Some lessons have been learnt, such as keeping the carry-forward facility so people can be transferred onto the new register if they fail to respond to enquiries, but in Northern Ireland, rates in urban areas, particularly areas of deprivation, and amongst young people and the disabled, have noticeably fallen.
In Great Britain, IER is likely to be a more difficult process for these same groups. This is because the government currently intends that some electors will be ‘ported’ straight from the ‘old’ register into the new because their data can be matched against other officially-held information.
Others will have to make the effort to confirm their date of birth and National Insurance number before they can be registered. This creates an additional hurdle for people that some may simply not get round to jumping.
Data matching pilots have shown that matches are more likely in populations with lower mobility and stable employment, and that areas with high mobility and less overall stability, such as London, have significantly fewer matches.
For example, Stratford-on-Avon (which targeted low mobility populations and required at least 95% certainty for matches) achieved a match rate of 85.3% against the DWP database, whereas Camden (which processed its full register and required only 60% or greater certainty) achieved a rate of just 64.1%.

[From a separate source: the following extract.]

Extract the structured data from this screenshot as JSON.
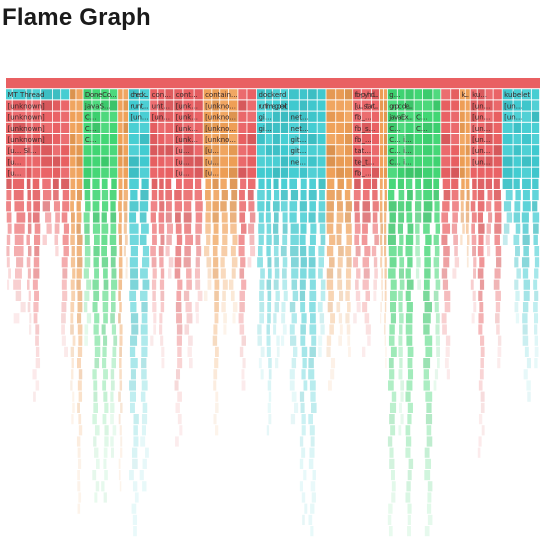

Even with refinement of the matching process, it seems improbable demographic disparities will decrease – with the result that the social imbalances in the existing register will increase.
And of course, imbalances in the register can affect electoral results. With the new parliamentary boundaries coming into effect for the 2015 general election, seats such as Chingford and Edmonton, and Halifax, could be tipped one way or the other based on differential registration rates amongst social groups. If the current state of the parties continues, this could be critical to who forms the next government.

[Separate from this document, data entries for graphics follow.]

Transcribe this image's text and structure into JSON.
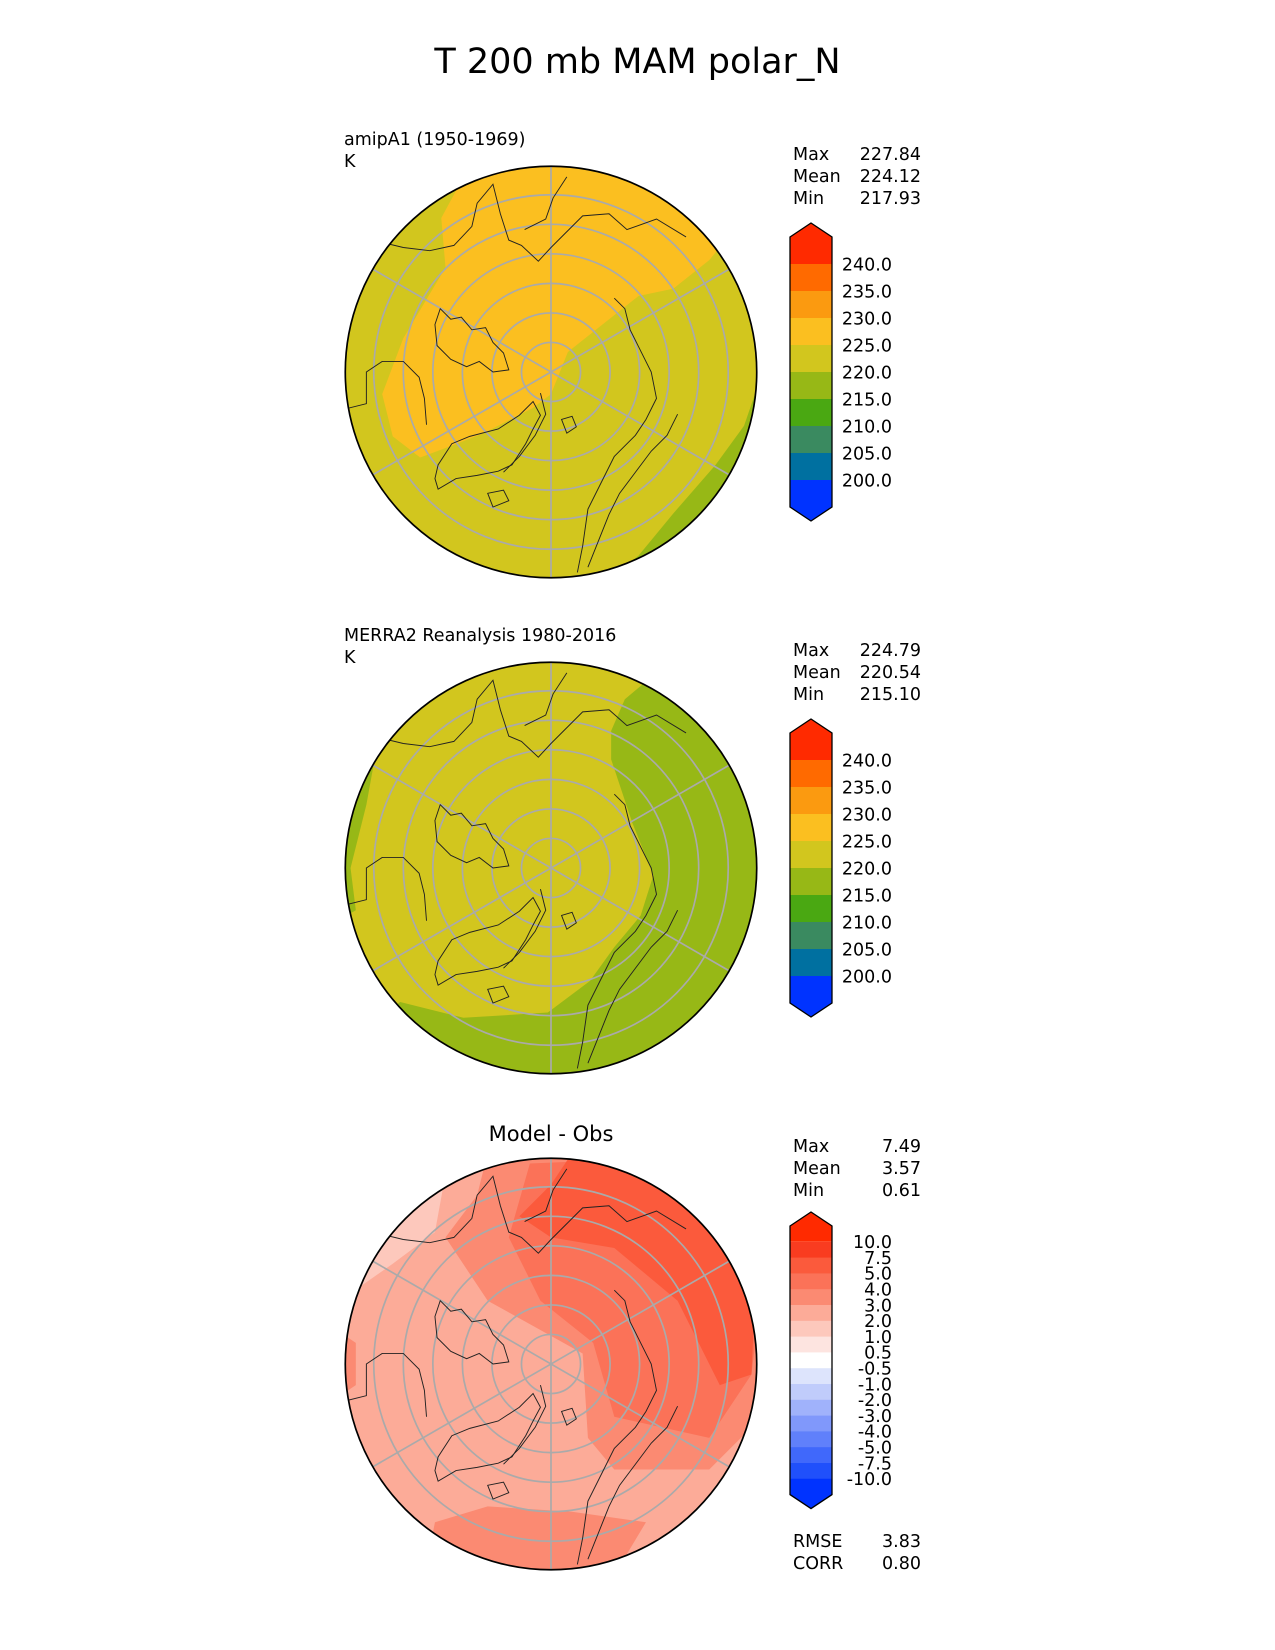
{
  "title": "T 200 mb MAM polar_N",
  "panels": [
    {
      "label_line1": "amipA1 (1950-1969)",
      "label_line2": "K",
      "stats": [
        {
          "k": "Max",
          "v": "227.84"
        },
        {
          "k": "Mean",
          "v": "224.12"
        },
        {
          "k": "Min",
          "v": "217.93"
        }
      ],
      "base_color": "#d2c61e",
      "colorbar": "abs"
    },
    {
      "label_line1": "MERRA2 Reanalysis 1980-2016",
      "label_line2": "K",
      "stats": [
        {
          "k": "Max",
          "v": "224.79"
        },
        {
          "k": "Mean",
          "v": "220.54"
        },
        {
          "k": "Min",
          "v": "215.10"
        }
      ],
      "base_color": "#d2c61e",
      "colorbar": "abs"
    },
    {
      "title": "Model - Obs",
      "stats": [
        {
          "k": "Max",
          "v": "7.49"
        },
        {
          "k": "Mean",
          "v": "3.57"
        },
        {
          "k": "Min",
          "v": "0.61"
        }
      ],
      "extra_stats": [
        {
          "k": "RMSE",
          "v": "3.83"
        },
        {
          "k": "CORR",
          "v": "0.80"
        }
      ],
      "base_color": "#fcab98",
      "colorbar": "diff"
    }
  ],
  "colorbars": {
    "abs": {
      "labels": [
        "240.0",
        "235.0",
        "230.0",
        "225.0",
        "220.0",
        "215.0",
        "210.0",
        "205.0",
        "200.0"
      ],
      "colors": [
        "#ff2a00",
        "#ff6a00",
        "#fb9a10",
        "#fbbf20",
        "#d2c61e",
        "#97b816",
        "#4aa812",
        "#3a8a60",
        "#0070a0",
        "#0033ff"
      ]
    },
    "diff": {
      "labels": [
        "10.0",
        "7.5",
        "5.0",
        "4.0",
        "3.0",
        "2.0",
        "1.0",
        "0.5",
        "-0.5",
        "-1.0",
        "-2.0",
        "-3.0",
        "-4.0",
        "-5.0",
        "-7.5",
        "-10.0"
      ],
      "colors": [
        "#ff2a00",
        "#f93c20",
        "#fb5a3c",
        "#fb7258",
        "#fb8a72",
        "#fcab98",
        "#fdc8bc",
        "#fde4e0",
        "#ffffff",
        "#dde4fc",
        "#c0ccfb",
        "#a0b2fb",
        "#8098fb",
        "#6080fb",
        "#4068fb",
        "#2050fb",
        "#0033ff"
      ]
    }
  }
}
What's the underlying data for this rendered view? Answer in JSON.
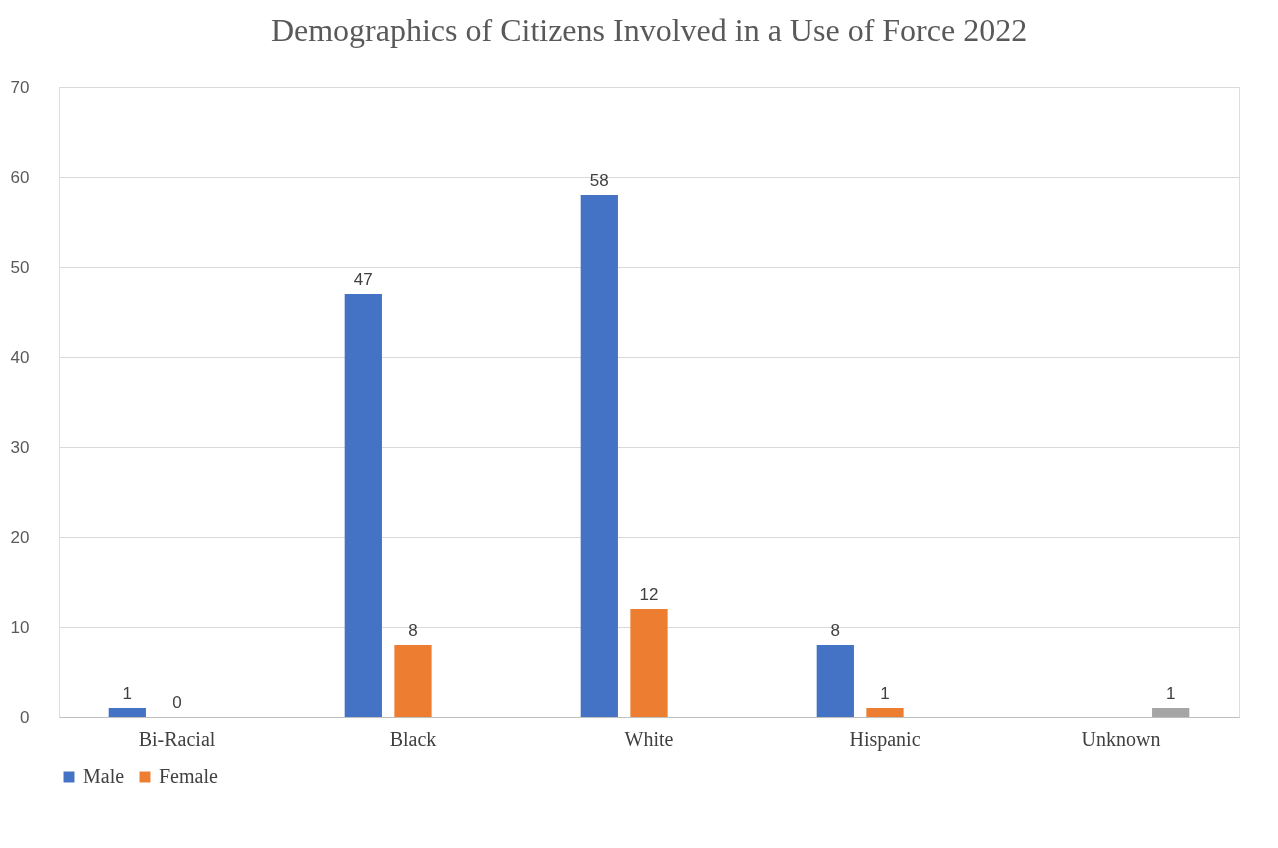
{
  "chart_data": {
    "type": "bar",
    "title": "Demographics of Citizens Involved in a Use of Force 2022",
    "categories": [
      "Bi-Racial",
      "Black",
      "White",
      "Hispanic",
      "Unknown"
    ],
    "series": [
      {
        "name": "Male",
        "color": "#4472c4",
        "values": [
          1,
          47,
          58,
          8,
          null
        ]
      },
      {
        "name": "Female",
        "color": "#ed7d31",
        "values": [
          0,
          8,
          12,
          1,
          null
        ]
      },
      {
        "color": "#a5a5a5",
        "values": [
          null,
          null,
          null,
          null,
          1
        ]
      }
    ],
    "ylim": [
      0,
      70
    ],
    "yticks": [
      0,
      10,
      20,
      30,
      40,
      50,
      60,
      70
    ],
    "grid": "y",
    "legend": "bottom",
    "data_labels": true
  }
}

Longer term, the next parliamentary boundary review will begin in 2016 – and the registered population will determine how many constituencies are allocated to each area. So urban areas, which are more likely to return Labour MPs, could become further under-represented in parliament.

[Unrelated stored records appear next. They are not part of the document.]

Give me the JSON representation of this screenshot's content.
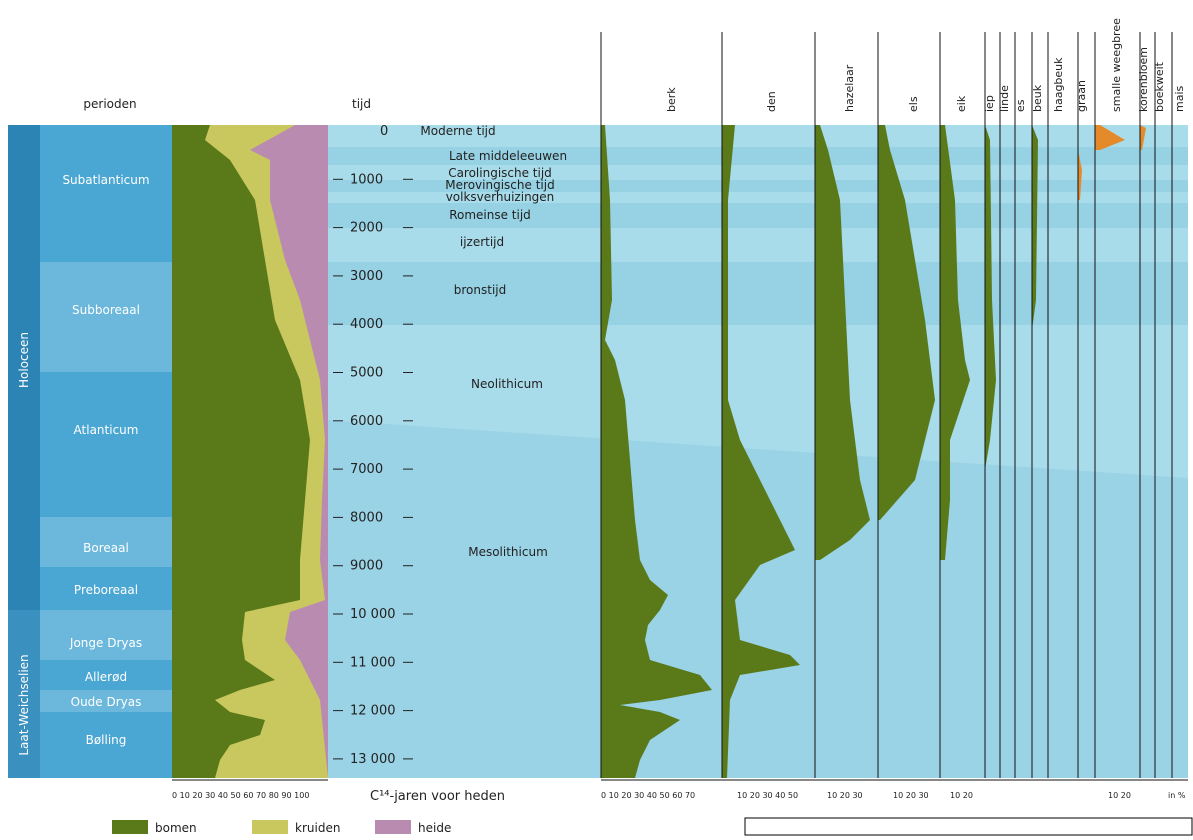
{
  "header": {
    "periods_title": "perioden",
    "time_title": "tijd"
  },
  "epochs": [
    "Holoceen",
    "Laat-Weichselien"
  ],
  "periods": [
    "Subatlanticum",
    "Subboreaal",
    "Atlanticum",
    "Boreaal",
    "Preboreaal",
    "Jonge Dryas",
    "Allerød",
    "Oude Dryas",
    "Bølling"
  ],
  "time_ticks": [
    "0",
    "1000",
    "2000",
    "3000",
    "4000",
    "5000",
    "6000",
    "7000",
    "8000",
    "9000",
    "10 000",
    "11 000",
    "12 000",
    "13 000"
  ],
  "cultures": [
    "Moderne tijd",
    "Late middeleeuwen",
    "Carolingische tijd",
    "Merovingische tijd",
    "volksverhuizingen",
    "Romeinse tijd",
    "ijzertijd",
    "bronstijd",
    "Neolithicum",
    "Mesolithicum"
  ],
  "taxa": [
    "berk",
    "den",
    "hazelaar",
    "els",
    "eik",
    "iep",
    "linde",
    "es",
    "beuk",
    "haagbeuk",
    "graan",
    "smalle weegbree",
    "korenbloem",
    "boekweit",
    "mais"
  ],
  "scales": {
    "left": "0 10 20 30 40 50 60 70 80 90 100",
    "time_axis": "C¹⁴-jaren voor heden",
    "berk": "0 10 20 30 40 50 60 70",
    "den": "10 20 30 40 50",
    "hazelaar": "10 20 30",
    "els": "10 20 30",
    "eik": "10 20",
    "weegbree": "10 20",
    "unit": "in %"
  },
  "legend": [
    "bomen",
    "kruiden",
    "heide"
  ]
}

So what needs to happen to minimise the unintended consequences of IER?
First, experience shows once people fall off the register, it is hard to get them back on. So the state of the register going into IER is critical to its health after the switch. It will form the basis for follow-up activity by local officers post-switch.
The official focus in the run-up to the 2015 general election will almost certainly be on making sure those registered under the current household system are transferred, a massive task in itself, with little resource to follow up those already missing.
So, every effort should be made to make sure the register is as complete as possible before 2014 – not just by the already-stretched electoral officers, but by political parties and any group with an interest in democracy.
As Electoral Commission research shows 44% of people who are not actually registered think they are, this is likely to be a worthwhile effort if properly managed and targeted – but planning and analysis needs to start now if effective and efficient action is to be taken.
Second, when the first IER registers are published in late 2014, a further effort will be needed to find as many of the ‘missing’ as possible, and get them back on before the general election. Relying on the ‘carry forward’ is not a sensible option as registrations made in this way are of questionable accuracy.
Without this concerted effort, the ghost of 1992 may return to haunt 2015, and beyond.